Durant sa très riche et prolifique filmographie amorcée il y a maintenant près de vingt-cinq ans avec « Regarde la mer » puis « Sitcom », François Ozon a abordé beaucoup de genres, a connu des gros succès ainsi que quelques bides commerciaux et il s’est sans conteste fait un nom dans le paysage cinématographique français. Après deux excellents long-métrages au sommet de son œuvre, « Tout s’est bien passé » se révèle comme un Ozon mineur, imparfait et pas aussi réussi qu’il aurait dû l’être avec un tel sujet. Après avoir magistralement traité de la pédophilie au sein de l’Église avec « Grâce à Dieu » et avoir titillé notre fibre nostalgique avec le sublime « Été 85 » (l’un de ses plus beaux films), il déçoit donc un peu avec ce drame sur la maladie et l’euthanasie. Sur le même sujet, le magnifique « Quelques heures de printemps » était bien plus fort, émouvant et tout simplement réussi.

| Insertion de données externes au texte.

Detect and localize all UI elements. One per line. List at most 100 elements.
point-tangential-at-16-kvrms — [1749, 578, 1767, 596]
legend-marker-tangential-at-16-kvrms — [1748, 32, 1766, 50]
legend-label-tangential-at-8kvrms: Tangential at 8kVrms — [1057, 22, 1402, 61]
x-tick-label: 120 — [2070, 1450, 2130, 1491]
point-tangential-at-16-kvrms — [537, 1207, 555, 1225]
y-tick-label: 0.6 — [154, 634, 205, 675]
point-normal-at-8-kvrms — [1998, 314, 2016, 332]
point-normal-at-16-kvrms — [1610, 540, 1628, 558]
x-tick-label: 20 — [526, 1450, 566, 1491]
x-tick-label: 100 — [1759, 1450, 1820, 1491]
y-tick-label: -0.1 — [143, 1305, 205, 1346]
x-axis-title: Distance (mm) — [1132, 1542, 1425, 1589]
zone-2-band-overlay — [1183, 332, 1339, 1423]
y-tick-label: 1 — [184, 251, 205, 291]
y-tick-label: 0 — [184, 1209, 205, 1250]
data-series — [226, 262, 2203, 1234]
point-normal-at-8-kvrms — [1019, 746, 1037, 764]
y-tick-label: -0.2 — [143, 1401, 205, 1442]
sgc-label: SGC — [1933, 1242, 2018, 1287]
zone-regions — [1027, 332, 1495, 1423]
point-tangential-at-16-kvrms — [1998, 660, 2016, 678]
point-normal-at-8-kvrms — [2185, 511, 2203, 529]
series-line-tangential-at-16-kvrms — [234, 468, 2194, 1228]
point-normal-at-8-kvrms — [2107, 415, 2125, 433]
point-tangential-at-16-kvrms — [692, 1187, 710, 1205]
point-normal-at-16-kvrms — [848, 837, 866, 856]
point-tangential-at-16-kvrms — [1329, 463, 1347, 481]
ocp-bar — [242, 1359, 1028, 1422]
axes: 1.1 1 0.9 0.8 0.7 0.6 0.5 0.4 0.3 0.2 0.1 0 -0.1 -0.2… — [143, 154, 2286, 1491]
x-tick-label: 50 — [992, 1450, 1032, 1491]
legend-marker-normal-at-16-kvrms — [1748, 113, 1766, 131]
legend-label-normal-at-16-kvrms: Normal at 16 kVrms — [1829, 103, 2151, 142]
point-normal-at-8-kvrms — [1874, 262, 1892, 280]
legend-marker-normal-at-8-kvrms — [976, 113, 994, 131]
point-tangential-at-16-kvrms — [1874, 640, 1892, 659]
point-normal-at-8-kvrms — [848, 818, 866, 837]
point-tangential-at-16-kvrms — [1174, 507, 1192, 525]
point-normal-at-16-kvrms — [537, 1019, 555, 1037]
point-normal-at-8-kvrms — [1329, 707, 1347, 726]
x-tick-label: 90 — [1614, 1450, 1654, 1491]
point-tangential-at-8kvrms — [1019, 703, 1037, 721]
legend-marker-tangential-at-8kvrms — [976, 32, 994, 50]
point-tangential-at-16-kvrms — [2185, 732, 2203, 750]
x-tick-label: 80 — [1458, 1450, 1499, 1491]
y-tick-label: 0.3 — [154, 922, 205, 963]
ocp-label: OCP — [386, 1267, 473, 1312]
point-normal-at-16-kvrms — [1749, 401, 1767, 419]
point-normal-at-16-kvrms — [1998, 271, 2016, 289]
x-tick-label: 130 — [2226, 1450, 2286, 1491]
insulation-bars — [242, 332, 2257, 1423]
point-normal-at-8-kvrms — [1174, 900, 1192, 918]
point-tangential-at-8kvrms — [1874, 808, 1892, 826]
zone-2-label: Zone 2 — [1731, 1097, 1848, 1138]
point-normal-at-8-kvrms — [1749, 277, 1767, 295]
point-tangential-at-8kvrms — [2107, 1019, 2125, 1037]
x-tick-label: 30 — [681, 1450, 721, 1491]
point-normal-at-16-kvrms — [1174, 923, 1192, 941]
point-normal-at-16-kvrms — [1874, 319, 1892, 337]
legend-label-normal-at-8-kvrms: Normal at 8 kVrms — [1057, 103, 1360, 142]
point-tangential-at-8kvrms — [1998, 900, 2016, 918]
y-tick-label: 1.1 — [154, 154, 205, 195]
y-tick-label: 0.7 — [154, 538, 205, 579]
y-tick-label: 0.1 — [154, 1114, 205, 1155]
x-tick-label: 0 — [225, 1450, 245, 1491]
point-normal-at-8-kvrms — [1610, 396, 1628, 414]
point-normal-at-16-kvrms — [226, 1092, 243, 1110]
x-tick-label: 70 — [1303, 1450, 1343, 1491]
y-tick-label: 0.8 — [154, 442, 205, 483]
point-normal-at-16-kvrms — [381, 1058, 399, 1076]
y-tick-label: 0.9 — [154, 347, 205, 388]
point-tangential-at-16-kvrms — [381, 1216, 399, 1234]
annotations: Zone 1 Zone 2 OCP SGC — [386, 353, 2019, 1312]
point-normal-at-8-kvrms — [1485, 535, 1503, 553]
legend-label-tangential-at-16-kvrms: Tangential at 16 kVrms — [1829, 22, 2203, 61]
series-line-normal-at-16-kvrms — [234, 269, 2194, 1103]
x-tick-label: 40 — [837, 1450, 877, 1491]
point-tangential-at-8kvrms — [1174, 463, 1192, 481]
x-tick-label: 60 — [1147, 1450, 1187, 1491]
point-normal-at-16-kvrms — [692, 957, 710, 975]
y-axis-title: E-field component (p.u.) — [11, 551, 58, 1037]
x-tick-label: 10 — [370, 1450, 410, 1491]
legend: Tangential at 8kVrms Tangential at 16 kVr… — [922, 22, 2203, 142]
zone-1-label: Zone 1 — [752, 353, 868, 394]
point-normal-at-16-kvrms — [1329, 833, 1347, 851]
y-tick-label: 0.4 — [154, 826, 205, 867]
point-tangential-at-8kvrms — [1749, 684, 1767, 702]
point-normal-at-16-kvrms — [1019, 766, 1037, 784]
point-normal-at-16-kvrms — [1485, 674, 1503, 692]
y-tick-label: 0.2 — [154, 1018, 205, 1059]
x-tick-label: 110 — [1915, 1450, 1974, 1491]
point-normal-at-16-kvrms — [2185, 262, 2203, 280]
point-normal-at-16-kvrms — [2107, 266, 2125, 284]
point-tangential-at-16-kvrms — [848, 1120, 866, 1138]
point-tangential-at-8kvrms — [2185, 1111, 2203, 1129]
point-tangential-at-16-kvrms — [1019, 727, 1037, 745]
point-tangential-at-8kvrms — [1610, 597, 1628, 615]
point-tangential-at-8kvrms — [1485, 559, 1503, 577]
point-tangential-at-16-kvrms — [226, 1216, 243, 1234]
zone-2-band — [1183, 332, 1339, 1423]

D’emblée, il y a quelque chose qui nous dérange ou qui nous laisse circonspect : l’interprétation d’André Dussollier, bizarre et indéfinissable, dans la peau de ce père victime d’un AVC qui le met en fauteuil roulant et lui paralyse une partie du visage. Certes, le brillant acteur s’est investi comme toujours, cela se ressent. Mais de le voir débiter ses répliques de la sorte avec le visage si abîmé, on hésite entre maestria et ridicule et confirme que ce qui passe à l’écrit ne fonctionnera pas forcément à l’écran. On finit par s’habituer mais au début c’est dérangeant et peut-être qu’Ozon aurait dû s’affranchir du roman et de cette histoire vraie au niveau des séquelles physiques de manière à pouvoir jauger comme il se doit le travail de l’acteur. Ensuite, les seconds rôles sont, au choix, inutiles ou pas assez approfondis pour la majorité. Entre un amant ridicule ou des acteurs qui ne font que passer (Charlotte Rampling, Jacques Nolot, ...), on dirait que François Ozon a utilisé une partie de son carnet d’adresses pour donner un casting prestigieux mais superflu à « Tout s’est bien passé ». Ou alors qu’en adaptant le roman, il n’a pas su couper dans le lard ou donner plus de poids à ses personnages secondaires. Il aurait dû se concentrer sur le père et ses filles, cœur du récit, ces dernières étant parfaitement incarnées par Géraldine Pailhas et Sophie Marceau, tout en justesse et sobriété.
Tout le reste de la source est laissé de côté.